Así nació y creció esta colección que hoy cuenta con 49 títulos -algunos están en lista de espera pero próximos a publicarse-, entre los que figuran "El Gordo, el Francés y el Ratón Pérez", de Raúl Argemí­; "Que en vez de infierno encuentres gloria", de Lorenzo Lunar; "Noches sin lunas ni soles", de Rubén Tizziani, y "Chau, papá", de Juan Damonte; "Qué raro que me llame Guadalupe", de Myriam Laurini.

En apenas diez días juntaron a más de veinte autores. Las semanas siguientes la lista se engrosó, junto a sus orígenes de procedencia. "Me gusta decir que los escritores negrocriminales constituyen un club internacional de amigos, una fraternidad sin fronteras, un entusiasta grupo alejado de `la hoguera de vanidades` que generalmente debe enfrentarse a `la conjura de los necios`", sostiene Bardini.

Para Rolo Diez, "en las últimas décadas la criminalidad ha crecido exponencialmente. Hay países en los que el crimen organizado disputa el poder a los Estados y el mundo se parece cada vez más a una gran novela negra. Resulta lógico y simétrico que el público lector se vuelque a la novela negro-criminal, esa que Vásquez Montalbán consideraba `la épica de nuestro tiempo`".
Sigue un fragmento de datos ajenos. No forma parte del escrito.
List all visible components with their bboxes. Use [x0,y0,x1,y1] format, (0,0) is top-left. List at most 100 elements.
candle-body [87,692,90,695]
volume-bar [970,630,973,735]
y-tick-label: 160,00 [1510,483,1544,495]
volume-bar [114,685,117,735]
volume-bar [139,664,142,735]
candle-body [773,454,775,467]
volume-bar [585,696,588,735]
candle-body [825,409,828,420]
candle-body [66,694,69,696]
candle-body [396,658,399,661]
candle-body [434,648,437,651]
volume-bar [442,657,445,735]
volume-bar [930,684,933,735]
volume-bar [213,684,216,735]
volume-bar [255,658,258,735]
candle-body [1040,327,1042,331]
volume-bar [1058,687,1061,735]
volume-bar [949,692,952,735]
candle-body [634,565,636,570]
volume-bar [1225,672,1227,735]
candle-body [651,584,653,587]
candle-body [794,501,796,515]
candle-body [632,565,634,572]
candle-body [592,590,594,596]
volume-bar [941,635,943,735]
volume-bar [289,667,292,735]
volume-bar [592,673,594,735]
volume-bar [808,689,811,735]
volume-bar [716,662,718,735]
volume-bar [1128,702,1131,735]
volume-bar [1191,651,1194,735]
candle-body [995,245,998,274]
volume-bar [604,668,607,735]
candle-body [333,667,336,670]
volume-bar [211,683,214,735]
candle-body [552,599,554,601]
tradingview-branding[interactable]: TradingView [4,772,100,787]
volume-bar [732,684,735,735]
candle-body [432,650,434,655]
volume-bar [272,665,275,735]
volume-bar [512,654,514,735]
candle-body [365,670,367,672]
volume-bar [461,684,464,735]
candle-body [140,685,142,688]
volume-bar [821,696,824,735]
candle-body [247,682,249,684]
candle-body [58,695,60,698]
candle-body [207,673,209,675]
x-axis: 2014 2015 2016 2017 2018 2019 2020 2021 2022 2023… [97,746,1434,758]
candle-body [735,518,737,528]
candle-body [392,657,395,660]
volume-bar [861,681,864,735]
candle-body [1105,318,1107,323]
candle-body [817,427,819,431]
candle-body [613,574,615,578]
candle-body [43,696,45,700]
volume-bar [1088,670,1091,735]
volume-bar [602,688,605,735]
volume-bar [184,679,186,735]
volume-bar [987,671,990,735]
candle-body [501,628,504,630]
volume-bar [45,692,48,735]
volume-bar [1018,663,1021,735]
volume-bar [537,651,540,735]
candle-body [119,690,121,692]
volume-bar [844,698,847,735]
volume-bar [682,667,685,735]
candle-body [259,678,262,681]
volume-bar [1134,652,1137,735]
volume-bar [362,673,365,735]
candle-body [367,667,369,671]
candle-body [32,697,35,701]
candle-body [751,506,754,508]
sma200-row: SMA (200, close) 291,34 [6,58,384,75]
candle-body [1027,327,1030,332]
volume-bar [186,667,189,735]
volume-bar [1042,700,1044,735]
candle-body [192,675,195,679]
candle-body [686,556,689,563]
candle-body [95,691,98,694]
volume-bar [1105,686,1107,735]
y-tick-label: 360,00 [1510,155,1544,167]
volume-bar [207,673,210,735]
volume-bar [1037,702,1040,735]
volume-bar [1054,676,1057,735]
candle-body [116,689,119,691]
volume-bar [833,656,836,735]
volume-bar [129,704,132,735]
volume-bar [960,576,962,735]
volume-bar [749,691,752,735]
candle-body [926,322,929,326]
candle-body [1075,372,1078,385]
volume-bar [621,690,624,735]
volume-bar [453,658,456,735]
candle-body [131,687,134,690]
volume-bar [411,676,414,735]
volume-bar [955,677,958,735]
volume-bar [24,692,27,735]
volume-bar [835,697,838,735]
En este sentido, de toda la novela negra y criminal que se publica, "la de América Latina debe ser la que mejor conjuga el tema de la violencia con aspectos sociales y políticos tales como los abusos del poder, la complicidad del crimen con la riqueza, la corrupción policial, la ineficiencia de la Justicia y el horror del terrorismo de Estado", piensa Diez, quien reside en México desde 1980, exiliado de la última dictadura cívico militar.

Sin perder de vista el lógico impacto del género en un mundo que rebalsa de criminalidad, la colección Código Negro apuesta por hacerlo con títulos de calidad que recuperan una tradición bien local, con autores reconocidos por sus plumas y sobre todo, lejos de cualquier intento de banalización austera del universo del crimen y la violencia.